In Akita, Japan, Sister Agnes Sasagawa Katsuko, a nun and member of the Institute of the Servants of the Holy Eucharist, renowned for her visions of the Virgin Mary, died on August 15, 2024, at the age of 93, on the Solemnity of the Assumption.
Her story is marked by three Marian apparitions and messages delivered by the Blessed Virgin, recognized as authentic by Cardinal Ratzinger, then Prefect of the Congregation for the Doctrine of the Faith, in 1988.
Agnes Sasagawa Katsuko was born into a Buddhist family in 1931. At the age of 19, a botched appendix operation left her paralyzed, leading to a series of twenty operations. It was through contact with a nurse that she discovered Catholicism and decided to be baptized. She took the name Agnes when she entered religious life.

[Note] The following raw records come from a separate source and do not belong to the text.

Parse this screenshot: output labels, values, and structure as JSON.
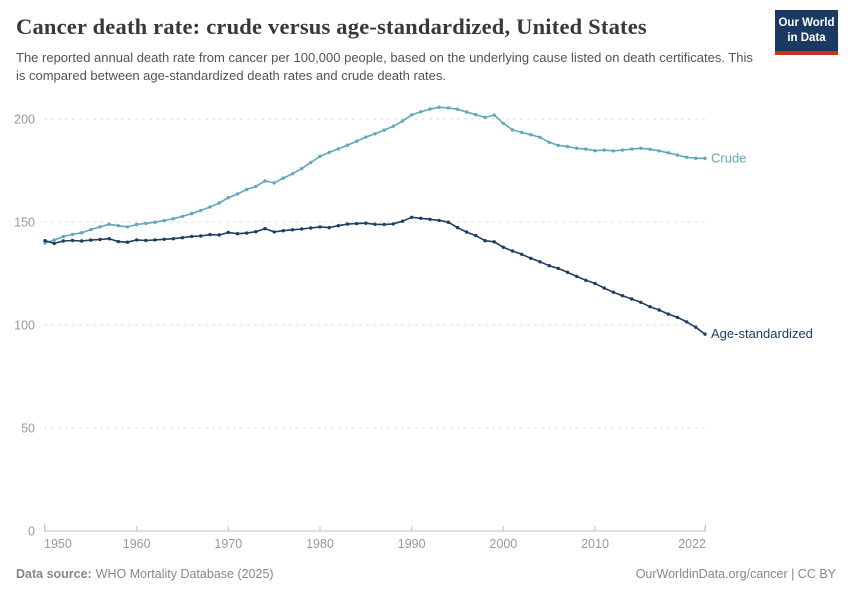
{
  "header": {
    "title": "Cancer death rate: crude versus age-standardized, United States",
    "subtitle": "The reported annual death rate from cancer per 100,000 people, based on the underlying cause listed on death certificates. This is compared between age-standardized death rates and crude death rates.",
    "logo": {
      "line1": "Our World",
      "line2": "in Data"
    }
  },
  "footer": {
    "source_label": "Data source:",
    "source_value": "WHO Mortality Database (2025)",
    "credit": "OurWorldinData.org/cancer | CC BY"
  },
  "theme": {
    "title_color": "#383838",
    "subtitle_color": "#535353",
    "tick_color": "#999999",
    "grid_color": "#dcdcdc",
    "axis_color": "#c3c3c3",
    "footer_color": "#878787",
    "logo_bg": "#1b3a63",
    "logo_red": "#cb3022"
  },
  "chart_data": {
    "type": "line",
    "title": "Cancer death rate: crude versus age-standardized, United States",
    "xlabel": "",
    "ylabel": "",
    "grid": "horizontal-dashed",
    "legend_position": "right-end-labels",
    "xlim": [
      1950,
      2022
    ],
    "ylim": [
      0,
      200
    ],
    "xticks": [
      1950,
      1960,
      1970,
      1980,
      1990,
      2000,
      2010,
      2022
    ],
    "yticks": [
      0,
      50,
      100,
      150,
      200
    ],
    "years": [
      1950,
      1951,
      1952,
      1953,
      1954,
      1955,
      1956,
      1957,
      1958,
      1959,
      1960,
      1961,
      1962,
      1963,
      1964,
      1965,
      1966,
      1967,
      1968,
      1969,
      1970,
      1971,
      1972,
      1973,
      1974,
      1975,
      1976,
      1977,
      1978,
      1979,
      1980,
      1981,
      1982,
      1983,
      1984,
      1985,
      1986,
      1987,
      1988,
      1989,
      1990,
      1991,
      1992,
      1993,
      1994,
      1995,
      1996,
      1997,
      1998,
      1999,
      2000,
      2001,
      2002,
      2003,
      2004,
      2005,
      2006,
      2007,
      2008,
      2009,
      2010,
      2011,
      2012,
      2013,
      2014,
      2015,
      2016,
      2017,
      2018,
      2019,
      2020,
      2021,
      2022
    ],
    "series": [
      {
        "name": "Crude",
        "color": "#61a8b6",
        "values": [
          139.8,
          141.2,
          142.9,
          144.0,
          144.8,
          146.3,
          147.6,
          148.9,
          148.2,
          147.6,
          148.8,
          149.3,
          149.9,
          150.7,
          151.6,
          152.7,
          154.1,
          155.6,
          157.3,
          159.2,
          161.8,
          163.6,
          165.8,
          167.3,
          169.9,
          169.0,
          171.3,
          173.4,
          175.9,
          178.9,
          181.9,
          183.8,
          185.5,
          187.3,
          189.2,
          191.2,
          192.8,
          194.6,
          196.5,
          199.0,
          202.0,
          203.5,
          204.8,
          205.7,
          205.4,
          204.7,
          203.4,
          202.1,
          200.8,
          201.9,
          197.9,
          194.7,
          193.5,
          192.4,
          191.1,
          188.7,
          187.2,
          186.6,
          185.8,
          185.4,
          184.6,
          184.9,
          184.5,
          184.9,
          185.4,
          185.8,
          185.3,
          184.5,
          183.6,
          182.5,
          181.4,
          180.9,
          180.9
        ]
      },
      {
        "name": "Age-standardized",
        "color": "#1d3d63",
        "values": [
          140.9,
          139.6,
          140.8,
          141.0,
          140.8,
          141.2,
          141.5,
          141.9,
          140.5,
          140.2,
          141.3,
          141.0,
          141.3,
          141.6,
          141.9,
          142.4,
          143.0,
          143.2,
          143.9,
          143.7,
          144.9,
          144.3,
          144.6,
          145.3,
          146.8,
          145.2,
          145.8,
          146.2,
          146.6,
          147.1,
          147.6,
          147.3,
          148.2,
          149.0,
          149.2,
          149.4,
          148.9,
          148.8,
          149.1,
          150.4,
          152.3,
          151.8,
          151.3,
          150.8,
          149.9,
          147.3,
          145.1,
          143.4,
          140.9,
          140.4,
          137.7,
          135.9,
          134.3,
          132.4,
          130.7,
          128.8,
          127.5,
          125.6,
          123.6,
          121.7,
          120.2,
          117.9,
          115.9,
          114.2,
          112.6,
          111.0,
          108.9,
          107.3,
          105.3,
          103.7,
          101.5,
          98.9,
          95.6
        ]
      }
    ]
  }
}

On June 12, 1973, Sister Agnes saw rays of light emanating from the tabernacle in her convent, a vision that recurred two days in a row. On June 28, a cross-shaped wound formed on her hand, bleeding profusely. Soon afterwards, messages from Our Lady of Akita began to reach her. On July 6, 1973, a voice coming from a wooden statue of the Virgin Mary asked her to “pray in reparation for the sins of men”. The voice also taught her a prayer of consecration to the heart of Jesus. On August 3, 1973, Mary delivered an “important” message to Sister Agnes, telling her: “Many men in this world afflict the Lord. I desire souls who console him, to appease the anger of the Heavenly Father.”

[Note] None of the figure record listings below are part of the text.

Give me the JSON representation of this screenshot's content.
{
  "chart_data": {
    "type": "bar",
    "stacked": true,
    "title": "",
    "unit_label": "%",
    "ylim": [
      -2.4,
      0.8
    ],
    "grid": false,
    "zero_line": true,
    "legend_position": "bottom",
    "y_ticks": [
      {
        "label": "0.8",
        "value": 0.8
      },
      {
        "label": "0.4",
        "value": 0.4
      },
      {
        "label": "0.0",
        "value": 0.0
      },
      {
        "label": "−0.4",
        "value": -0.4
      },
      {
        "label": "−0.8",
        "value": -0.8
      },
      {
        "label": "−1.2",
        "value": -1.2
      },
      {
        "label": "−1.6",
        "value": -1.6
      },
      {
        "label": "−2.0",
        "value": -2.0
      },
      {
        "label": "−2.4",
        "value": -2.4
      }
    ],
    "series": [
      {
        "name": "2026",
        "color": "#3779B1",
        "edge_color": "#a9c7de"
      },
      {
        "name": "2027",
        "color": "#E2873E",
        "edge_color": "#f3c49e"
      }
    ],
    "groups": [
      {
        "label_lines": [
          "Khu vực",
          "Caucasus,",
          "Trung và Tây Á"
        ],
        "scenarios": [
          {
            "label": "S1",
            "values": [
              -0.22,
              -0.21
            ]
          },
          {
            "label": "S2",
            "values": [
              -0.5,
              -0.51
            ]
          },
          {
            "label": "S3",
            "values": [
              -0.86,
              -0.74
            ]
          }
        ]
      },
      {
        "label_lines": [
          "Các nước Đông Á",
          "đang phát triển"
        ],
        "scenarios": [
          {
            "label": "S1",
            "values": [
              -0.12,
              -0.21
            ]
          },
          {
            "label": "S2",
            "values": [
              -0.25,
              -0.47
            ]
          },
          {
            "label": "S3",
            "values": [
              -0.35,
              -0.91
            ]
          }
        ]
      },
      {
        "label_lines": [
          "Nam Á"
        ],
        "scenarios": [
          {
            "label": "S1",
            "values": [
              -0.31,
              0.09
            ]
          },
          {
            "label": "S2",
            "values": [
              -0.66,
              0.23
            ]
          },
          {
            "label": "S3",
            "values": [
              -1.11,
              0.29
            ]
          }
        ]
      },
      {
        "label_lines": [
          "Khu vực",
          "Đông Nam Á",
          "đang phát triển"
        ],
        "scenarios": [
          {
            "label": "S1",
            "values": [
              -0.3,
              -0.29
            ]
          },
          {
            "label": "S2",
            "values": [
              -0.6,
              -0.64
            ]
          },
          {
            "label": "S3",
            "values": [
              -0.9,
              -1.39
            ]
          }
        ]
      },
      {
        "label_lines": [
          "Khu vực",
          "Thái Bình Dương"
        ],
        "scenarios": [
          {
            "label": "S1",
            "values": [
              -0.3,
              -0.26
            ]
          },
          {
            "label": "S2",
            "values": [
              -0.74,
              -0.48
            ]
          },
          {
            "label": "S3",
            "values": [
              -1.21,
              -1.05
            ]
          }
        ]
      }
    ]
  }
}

On October 13, 1973, on the 60th anniversary of the miracle of the Fatima sun, Our Lady warned: “If men do not repent and improve themselves, the Father will inflict a terrible chastisement on all mankind”, adding that the only weapons left to the survivors would be the Rosary and the Sign left by her Son.
From then on, a series of supernatural manifestations began, some of which were filmed by Japanese television: premonitory dreams, demonic attacks, various changes in appearance to the statue of the Blessed Virgin of Akita. The statue wept 101 times between January 4, 1975 and September 15, 1981.
In 1984, Bishop John Shojiro Ito recognized the supernatural nature of the events linked to the statue of Mary and authorized the veneration of Our Lady of Akita in his diocese. The Redemptoris Mater shrine in Akita, completed in 2002, attracts some 7,000 pilgrims each year.